As Doolin, Robert Mitchum (who wrote wrote the story on which the film is based, and who coproduced with the director) plays a figure fundamental to 20th-century American cinema and literature—the loner who strikes out against all odds to resist the efforts of governments and corporations to control him. We’ve seen characters like Doolin in Godard’s Breathless (1960), in Easy Rider (1969) and Cool Hand Luke (1967) and One Flew Over the Cuckoo’s Nest (1975), and in numerous other literary and cinematic works. He’s an existential hero of the modern age. He doesn’t particularly like what he does, but it’s what he knows, and he’s good at it and intends on getting better and on not being caught until his number comes up—he knows it will. Doolin repeatedly insists that he doesn’t want his younger brother Robin, who keeps his car in repair, from getting involved in bootlegging, and he goes out of his way to prevent him from doing so. In fact, when he learns that Kogan has set his brother up to be ambushed and killed, he calls Kogan up to promise him that he will kill him. This seals Doolin’s fate.
One issue I have with Thunder Road is the unlikely romance Doolin carries on with the Memphis nightclub singer. It’s not only the improbability that a sophisticated big-city singer would be attracted to a mountain moonshiner, but also the improbability that such a woman would ever interest Doolin. Yet he professes his love to her, and we are supposed to believe he means it. I suppose his romance with her is a sign that he is more sophisticated than he lets on, a confirmation of his stated desire to leave moonshining behind for a better life outside the mountains. It’s also the film’s way of trying to make Doolin exceptional and therefore worthy of our attention—would a less savory moonshiner be as interesting as Doolin? Thus the film hedges its bets.

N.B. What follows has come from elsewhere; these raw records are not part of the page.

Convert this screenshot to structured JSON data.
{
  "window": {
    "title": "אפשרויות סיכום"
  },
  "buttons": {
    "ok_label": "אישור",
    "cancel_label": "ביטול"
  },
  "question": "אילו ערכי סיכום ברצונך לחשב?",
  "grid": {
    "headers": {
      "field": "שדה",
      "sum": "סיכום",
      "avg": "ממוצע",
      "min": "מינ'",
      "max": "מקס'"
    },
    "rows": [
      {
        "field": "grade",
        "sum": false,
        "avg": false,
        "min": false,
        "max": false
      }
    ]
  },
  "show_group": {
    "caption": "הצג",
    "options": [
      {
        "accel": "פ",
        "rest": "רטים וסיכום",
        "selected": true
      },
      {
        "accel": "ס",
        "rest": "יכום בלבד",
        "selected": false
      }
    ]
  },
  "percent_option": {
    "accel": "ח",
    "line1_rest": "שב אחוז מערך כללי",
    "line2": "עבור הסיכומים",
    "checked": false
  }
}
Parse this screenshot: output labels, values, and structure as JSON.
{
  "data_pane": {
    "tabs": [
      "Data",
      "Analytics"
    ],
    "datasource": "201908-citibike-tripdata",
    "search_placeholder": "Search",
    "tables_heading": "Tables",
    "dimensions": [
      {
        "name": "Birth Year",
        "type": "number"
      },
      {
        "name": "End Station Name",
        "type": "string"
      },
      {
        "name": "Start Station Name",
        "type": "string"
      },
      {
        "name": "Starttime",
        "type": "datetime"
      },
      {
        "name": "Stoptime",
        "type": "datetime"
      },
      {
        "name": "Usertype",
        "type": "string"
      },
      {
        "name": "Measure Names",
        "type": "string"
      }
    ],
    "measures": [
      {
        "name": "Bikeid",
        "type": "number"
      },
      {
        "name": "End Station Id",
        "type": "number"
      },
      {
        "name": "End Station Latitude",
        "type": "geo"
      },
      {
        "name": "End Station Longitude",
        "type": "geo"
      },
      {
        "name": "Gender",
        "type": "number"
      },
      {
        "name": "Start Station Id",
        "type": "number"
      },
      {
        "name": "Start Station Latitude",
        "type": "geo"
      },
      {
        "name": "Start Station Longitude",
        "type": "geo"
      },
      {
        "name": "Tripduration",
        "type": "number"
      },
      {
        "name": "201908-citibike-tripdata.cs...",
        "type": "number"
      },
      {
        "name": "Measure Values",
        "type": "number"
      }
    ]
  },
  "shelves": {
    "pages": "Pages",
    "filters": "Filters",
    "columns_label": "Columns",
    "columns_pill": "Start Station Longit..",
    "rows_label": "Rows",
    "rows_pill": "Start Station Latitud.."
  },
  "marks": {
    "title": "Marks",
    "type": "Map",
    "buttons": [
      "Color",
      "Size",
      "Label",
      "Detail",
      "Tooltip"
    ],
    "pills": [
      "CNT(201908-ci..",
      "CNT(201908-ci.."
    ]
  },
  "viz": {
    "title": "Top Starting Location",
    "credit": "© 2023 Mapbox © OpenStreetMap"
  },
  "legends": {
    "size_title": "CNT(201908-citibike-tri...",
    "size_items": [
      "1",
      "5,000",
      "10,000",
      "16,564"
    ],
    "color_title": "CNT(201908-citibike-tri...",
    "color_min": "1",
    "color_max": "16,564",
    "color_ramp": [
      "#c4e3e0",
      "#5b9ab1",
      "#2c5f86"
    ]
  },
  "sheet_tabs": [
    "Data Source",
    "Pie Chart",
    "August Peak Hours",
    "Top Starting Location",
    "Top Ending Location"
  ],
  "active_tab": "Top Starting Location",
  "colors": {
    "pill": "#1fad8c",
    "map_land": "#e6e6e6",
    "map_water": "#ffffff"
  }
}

Special effects are also a weakness. The film is convincing in its shots of moonshiners barreling at breakneck speeds down mountain roads, pursued either by the revenuers or Kogan’s gang or both. But when the camera moves inside the car with Doolin, the background behind him is clearly on a screen, moving past the car in a studio. It’s not believable. This problem does not merely reflect the limited technology available when the film was made, but also its low budget.
Robert Mitchum’s portrayal of Doolin makes this film an iconic landmark.